In the United States (U.S.) it’s the Securities Exchange Commission (SEC) where insiders have reports that they must file. The SEC is a financial regulator that’s enforced by the U.S. securities law and has rules to protect the investment from the effects of insider trading.
The SEC has agreements with many countries throughout the world and this gives the SEC access to people who violate U.S. securities law outside the U.S. Insiders in the U.S. are required to file a Form 4 with the U.S. SEC when buying or selling shares of their own companies.
An “insider” is any person who possesses at least one of the following:
1) Access to valuable non-public information about a corporation this makes a company’s directors and high-level executives insiders.
2) Ownership of stock that equals more than 10% of a firm’s equity
If you’re also an employee who gets offered a stock options package that lets you buy shares of the company for a discount.
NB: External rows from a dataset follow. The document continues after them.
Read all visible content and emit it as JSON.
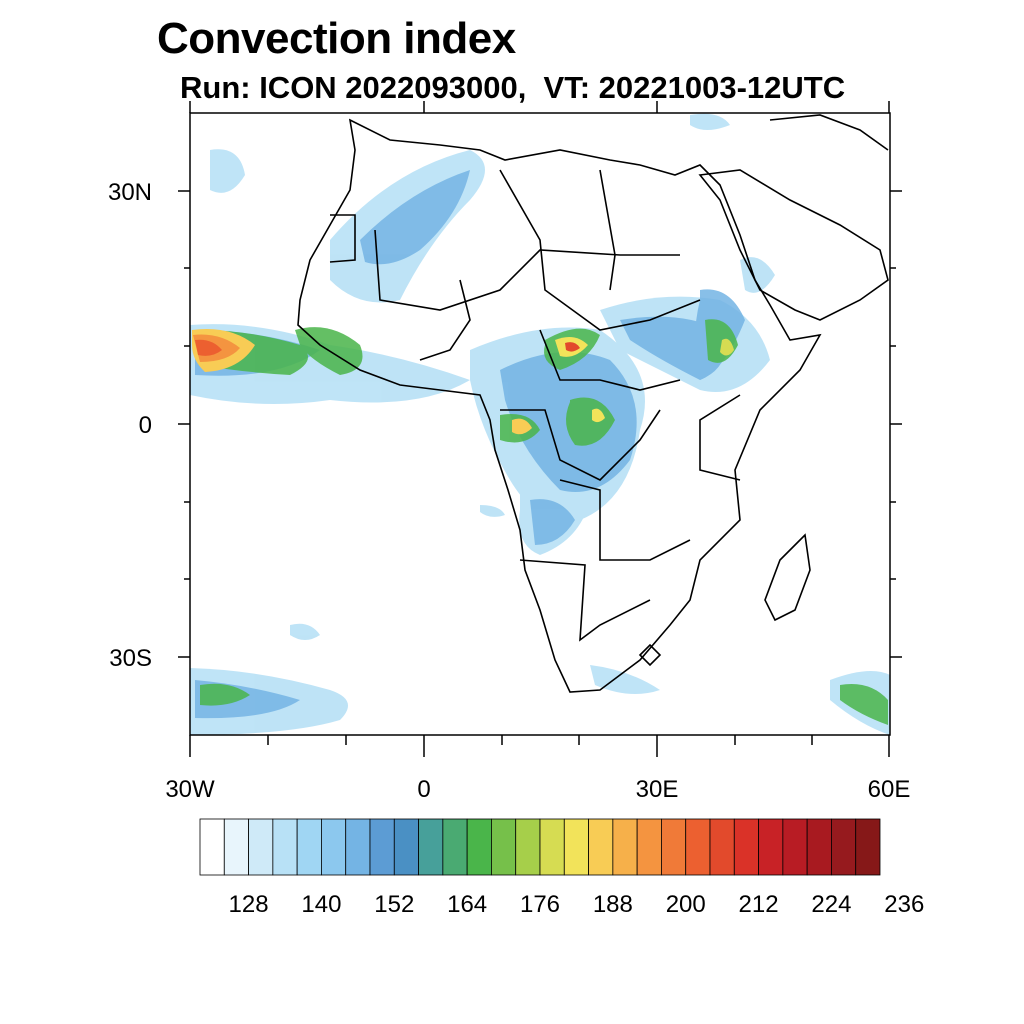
{
  "title": "Convection index",
  "subtitle": "Run: ICON 2022093000,  VT: 20221003-12UTC",
  "map": {
    "region": "Africa",
    "lon_range": [
      -30,
      60
    ],
    "lat_range": [
      -40,
      40
    ],
    "lat_labels": [
      "30N",
      "0",
      "30S"
    ],
    "lon_labels": [
      "30W",
      "0",
      "30E",
      "60E"
    ]
  },
  "colorbar": {
    "labels": [
      "128",
      "140",
      "152",
      "164",
      "176",
      "188",
      "200",
      "212",
      "224",
      "236"
    ],
    "colors": [
      "#ffffff",
      "#e8f5fc",
      "#cfeaf8",
      "#b8e1f6",
      "#a0d6f3",
      "#8cc8ee",
      "#74b4e4",
      "#5c9cd4",
      "#4a90c4",
      "#47a09a",
      "#4aaa72",
      "#4ab54a",
      "#76c04a",
      "#a6cf4a",
      "#d6dc52",
      "#f2e35a",
      "#f8cc55",
      "#f6b04a",
      "#f49440",
      "#f07a38",
      "#ec6030",
      "#e24a2c",
      "#da3228",
      "#c82226",
      "#b81c24",
      "#a81a20",
      "#961a1e",
      "#861818"
    ]
  }
}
You’re going to be involved in key changes at the organisation, which means you’ll have a better gauge than most as to the financial health of the business.
Just don’t cross that fine line that exists between legal and illegal insider trading. Considering that insiders know more about a company than others, they must follow a protocol for trading shares so that they don’t unfairly profit from their position. A securities law allows company officials to schedule their stock market trades in advance so as not to give the impression of improprieties.
An insider is legally permitted to buy and sell shares of the firm and any subsidiaries that employ him or her. However, these transactions must be properly registered with the SEC and are done with advance filings.